While working on Chimukla Sansar, she met director Vasant Joglekar; they married in 1943 and she henceforth became known as Sumati Gupte-Joglekar. The couple had three daughters: Meera, Chanda, and Madhushri.

==Career==
She debuted in the bilingual Marathi film Sant Dnyaneshwar (1940), where she also performed two songs. She gained recognition in Bhalji Pendharkar’s historical drama Thoratanchi Kamla (1941), portraying Sambhaji’s fiancée, followed by roles in Navardeo, Chimukla Sansar (1943), and Sunbai (1942).

Gupte-Jokelar developed a strong presence in Marathi stage theatre, performing in plays such as Sanshaykallol, Udyacha Sansar, Sanyasta Khadag, Lagnachi Bedi, and Vikarvilasit. Her career expanded into Hindi films with roles in Hamara Sansar (1945), Sharbati Aankhen (1945), Santan (1946), Veer Ghatotkach (1949), Nand Kishore (1951), Shiv Leela (1952), Samaj (1954), Mausi (1958), Kareegar (1958), Keechak Vadh (1959), Waqt (1965), Parivar (1968), Adhikar (1971), Jalte Badan (1973), Paise Ki Gudiya (1974), Sajjo Rani (1976), and Aadmi Sadak Ka (1977).

She and Vasant Joglekar co-founded the Mera Pictures production banner. Under this, she produced several Marathi films including Shevatcha Malusara (1966), Ha Khel Savalyancha (1976), and Janaki (1979).

In the film Ha Khel Savalyancha, she contributed as writer and producer; the film was directed by Vasant Joglekar and received acclaim, including awards for its music and cinematography.

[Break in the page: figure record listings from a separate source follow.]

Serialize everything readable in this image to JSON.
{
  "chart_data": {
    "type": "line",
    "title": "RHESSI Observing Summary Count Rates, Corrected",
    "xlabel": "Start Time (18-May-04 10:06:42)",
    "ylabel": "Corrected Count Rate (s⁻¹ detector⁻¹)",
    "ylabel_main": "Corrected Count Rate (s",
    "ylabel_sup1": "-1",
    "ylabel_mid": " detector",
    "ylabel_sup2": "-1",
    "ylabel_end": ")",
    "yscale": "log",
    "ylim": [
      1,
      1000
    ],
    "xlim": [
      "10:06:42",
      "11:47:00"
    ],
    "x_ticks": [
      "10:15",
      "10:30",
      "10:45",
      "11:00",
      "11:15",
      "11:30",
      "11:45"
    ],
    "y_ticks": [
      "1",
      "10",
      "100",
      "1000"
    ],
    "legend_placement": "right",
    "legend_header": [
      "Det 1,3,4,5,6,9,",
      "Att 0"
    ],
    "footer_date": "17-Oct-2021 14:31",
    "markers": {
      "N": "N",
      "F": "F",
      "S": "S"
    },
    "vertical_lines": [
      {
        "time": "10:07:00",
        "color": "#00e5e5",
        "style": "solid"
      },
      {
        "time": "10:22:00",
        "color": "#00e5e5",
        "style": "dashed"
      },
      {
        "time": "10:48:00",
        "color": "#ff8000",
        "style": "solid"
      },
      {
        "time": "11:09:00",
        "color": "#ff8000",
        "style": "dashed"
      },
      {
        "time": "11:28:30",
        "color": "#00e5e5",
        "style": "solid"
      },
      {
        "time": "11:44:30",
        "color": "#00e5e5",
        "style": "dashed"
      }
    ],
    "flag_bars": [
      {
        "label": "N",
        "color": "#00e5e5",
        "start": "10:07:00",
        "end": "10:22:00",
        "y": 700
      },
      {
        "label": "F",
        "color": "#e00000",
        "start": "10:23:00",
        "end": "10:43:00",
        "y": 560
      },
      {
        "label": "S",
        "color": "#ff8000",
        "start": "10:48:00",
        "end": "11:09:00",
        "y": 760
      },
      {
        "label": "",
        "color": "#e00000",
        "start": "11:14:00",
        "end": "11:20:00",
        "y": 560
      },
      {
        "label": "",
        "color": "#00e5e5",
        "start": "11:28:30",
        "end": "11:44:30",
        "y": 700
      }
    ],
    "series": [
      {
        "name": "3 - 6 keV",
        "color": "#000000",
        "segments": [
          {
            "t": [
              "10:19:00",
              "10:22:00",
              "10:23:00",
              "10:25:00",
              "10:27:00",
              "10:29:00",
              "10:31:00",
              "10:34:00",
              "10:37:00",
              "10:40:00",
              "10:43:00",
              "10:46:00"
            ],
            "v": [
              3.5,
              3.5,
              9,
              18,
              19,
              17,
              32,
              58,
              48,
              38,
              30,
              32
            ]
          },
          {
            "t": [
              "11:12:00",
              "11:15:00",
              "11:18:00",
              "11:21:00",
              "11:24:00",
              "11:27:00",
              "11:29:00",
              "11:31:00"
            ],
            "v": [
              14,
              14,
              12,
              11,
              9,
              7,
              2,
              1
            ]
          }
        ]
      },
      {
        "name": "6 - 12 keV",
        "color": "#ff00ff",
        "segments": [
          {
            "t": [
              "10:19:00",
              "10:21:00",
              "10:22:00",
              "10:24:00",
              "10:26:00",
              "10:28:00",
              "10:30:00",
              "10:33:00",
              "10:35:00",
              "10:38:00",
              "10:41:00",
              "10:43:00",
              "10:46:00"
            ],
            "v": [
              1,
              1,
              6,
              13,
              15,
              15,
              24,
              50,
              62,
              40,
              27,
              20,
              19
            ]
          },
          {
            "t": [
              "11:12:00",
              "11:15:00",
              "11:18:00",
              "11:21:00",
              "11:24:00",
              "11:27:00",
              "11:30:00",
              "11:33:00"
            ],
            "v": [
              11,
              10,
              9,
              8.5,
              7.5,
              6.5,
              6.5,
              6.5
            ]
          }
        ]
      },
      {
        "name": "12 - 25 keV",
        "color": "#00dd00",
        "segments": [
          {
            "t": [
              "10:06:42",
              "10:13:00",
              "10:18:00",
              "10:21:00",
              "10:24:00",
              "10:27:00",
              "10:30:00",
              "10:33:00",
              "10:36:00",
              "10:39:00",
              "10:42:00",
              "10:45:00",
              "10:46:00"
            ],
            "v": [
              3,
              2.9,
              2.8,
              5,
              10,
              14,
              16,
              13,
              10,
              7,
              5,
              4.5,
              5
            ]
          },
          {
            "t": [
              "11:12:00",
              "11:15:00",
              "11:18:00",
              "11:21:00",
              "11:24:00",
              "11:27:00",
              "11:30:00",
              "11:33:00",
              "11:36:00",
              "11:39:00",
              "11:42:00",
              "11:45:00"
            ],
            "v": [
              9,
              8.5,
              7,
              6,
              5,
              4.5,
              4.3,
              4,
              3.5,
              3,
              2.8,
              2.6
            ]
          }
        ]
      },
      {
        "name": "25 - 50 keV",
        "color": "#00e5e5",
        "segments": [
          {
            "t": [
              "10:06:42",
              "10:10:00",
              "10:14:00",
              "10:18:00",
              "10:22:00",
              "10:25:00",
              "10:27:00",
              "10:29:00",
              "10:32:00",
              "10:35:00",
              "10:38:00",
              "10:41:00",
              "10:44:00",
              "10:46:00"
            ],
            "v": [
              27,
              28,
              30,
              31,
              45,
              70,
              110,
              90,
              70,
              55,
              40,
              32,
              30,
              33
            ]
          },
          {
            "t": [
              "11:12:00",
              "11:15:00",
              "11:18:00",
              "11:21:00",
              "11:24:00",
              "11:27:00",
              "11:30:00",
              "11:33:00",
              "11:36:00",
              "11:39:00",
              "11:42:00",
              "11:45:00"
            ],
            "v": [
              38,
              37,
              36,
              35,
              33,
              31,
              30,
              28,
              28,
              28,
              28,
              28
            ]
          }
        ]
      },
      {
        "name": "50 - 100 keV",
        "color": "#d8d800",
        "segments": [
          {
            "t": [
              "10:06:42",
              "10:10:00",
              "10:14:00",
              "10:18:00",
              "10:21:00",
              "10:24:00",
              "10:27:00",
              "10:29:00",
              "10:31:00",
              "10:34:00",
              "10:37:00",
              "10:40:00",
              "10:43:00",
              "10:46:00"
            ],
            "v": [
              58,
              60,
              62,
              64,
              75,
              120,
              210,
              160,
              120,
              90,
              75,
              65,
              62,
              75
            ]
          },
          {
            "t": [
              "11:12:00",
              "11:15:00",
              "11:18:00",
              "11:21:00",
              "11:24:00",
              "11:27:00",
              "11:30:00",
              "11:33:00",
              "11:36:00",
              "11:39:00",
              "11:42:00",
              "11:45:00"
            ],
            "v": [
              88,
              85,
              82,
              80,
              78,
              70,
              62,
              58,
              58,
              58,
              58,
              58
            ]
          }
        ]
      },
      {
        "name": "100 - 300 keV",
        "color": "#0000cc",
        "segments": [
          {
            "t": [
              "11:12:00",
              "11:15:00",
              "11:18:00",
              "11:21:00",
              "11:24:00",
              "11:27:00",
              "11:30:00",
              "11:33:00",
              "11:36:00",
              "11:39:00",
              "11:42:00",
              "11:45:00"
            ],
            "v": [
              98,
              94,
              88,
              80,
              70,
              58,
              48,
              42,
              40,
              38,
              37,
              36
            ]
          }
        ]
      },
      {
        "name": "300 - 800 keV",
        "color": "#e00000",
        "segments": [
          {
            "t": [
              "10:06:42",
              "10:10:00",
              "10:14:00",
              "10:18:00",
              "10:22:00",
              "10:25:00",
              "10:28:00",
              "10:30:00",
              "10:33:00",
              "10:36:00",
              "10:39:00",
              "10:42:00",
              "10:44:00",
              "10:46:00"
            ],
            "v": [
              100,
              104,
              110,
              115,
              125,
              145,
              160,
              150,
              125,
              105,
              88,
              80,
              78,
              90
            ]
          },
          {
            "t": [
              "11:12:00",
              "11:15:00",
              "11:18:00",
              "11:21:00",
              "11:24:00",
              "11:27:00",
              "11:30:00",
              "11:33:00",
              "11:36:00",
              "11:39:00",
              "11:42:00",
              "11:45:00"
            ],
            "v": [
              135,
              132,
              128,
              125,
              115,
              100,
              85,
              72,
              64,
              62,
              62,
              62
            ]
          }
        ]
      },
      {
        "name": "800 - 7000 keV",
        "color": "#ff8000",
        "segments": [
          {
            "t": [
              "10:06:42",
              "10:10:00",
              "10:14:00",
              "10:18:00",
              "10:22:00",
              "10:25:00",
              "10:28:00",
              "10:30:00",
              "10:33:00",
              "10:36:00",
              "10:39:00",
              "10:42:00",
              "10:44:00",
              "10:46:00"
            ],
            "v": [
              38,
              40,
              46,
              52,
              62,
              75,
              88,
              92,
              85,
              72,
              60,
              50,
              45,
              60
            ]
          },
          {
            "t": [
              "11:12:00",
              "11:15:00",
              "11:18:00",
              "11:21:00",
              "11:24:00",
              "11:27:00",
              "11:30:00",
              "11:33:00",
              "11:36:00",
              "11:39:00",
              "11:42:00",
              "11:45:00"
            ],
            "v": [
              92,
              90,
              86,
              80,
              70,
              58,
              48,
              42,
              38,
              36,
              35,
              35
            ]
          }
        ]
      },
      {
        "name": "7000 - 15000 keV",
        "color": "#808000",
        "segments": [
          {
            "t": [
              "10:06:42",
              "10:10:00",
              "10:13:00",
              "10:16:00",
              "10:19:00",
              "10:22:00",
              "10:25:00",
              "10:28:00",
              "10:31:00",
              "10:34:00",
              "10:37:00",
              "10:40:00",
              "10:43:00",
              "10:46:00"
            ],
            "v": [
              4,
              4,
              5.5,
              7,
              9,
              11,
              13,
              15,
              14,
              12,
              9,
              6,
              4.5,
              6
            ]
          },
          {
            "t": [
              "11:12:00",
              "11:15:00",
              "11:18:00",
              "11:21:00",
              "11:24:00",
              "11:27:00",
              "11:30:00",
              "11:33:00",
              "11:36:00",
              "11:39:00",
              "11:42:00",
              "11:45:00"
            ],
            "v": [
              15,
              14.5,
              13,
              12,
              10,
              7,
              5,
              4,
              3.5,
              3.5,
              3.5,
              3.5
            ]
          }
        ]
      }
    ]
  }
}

She also helped launch her daughter Meera in the film Ek Kali Muskayee (1968), where Meera starred opposite Joy Mukherjee.

==Death ==

Gupte-Jokelar died on October 31, 2009, at the age of 90.

==Honors and recognition==

Gupte-Jokelar was honoured with several awards, among them the V. Shantaram Award, and the Chitrabhushan Jeevan Gaurav (Lifetime Achievement) Award.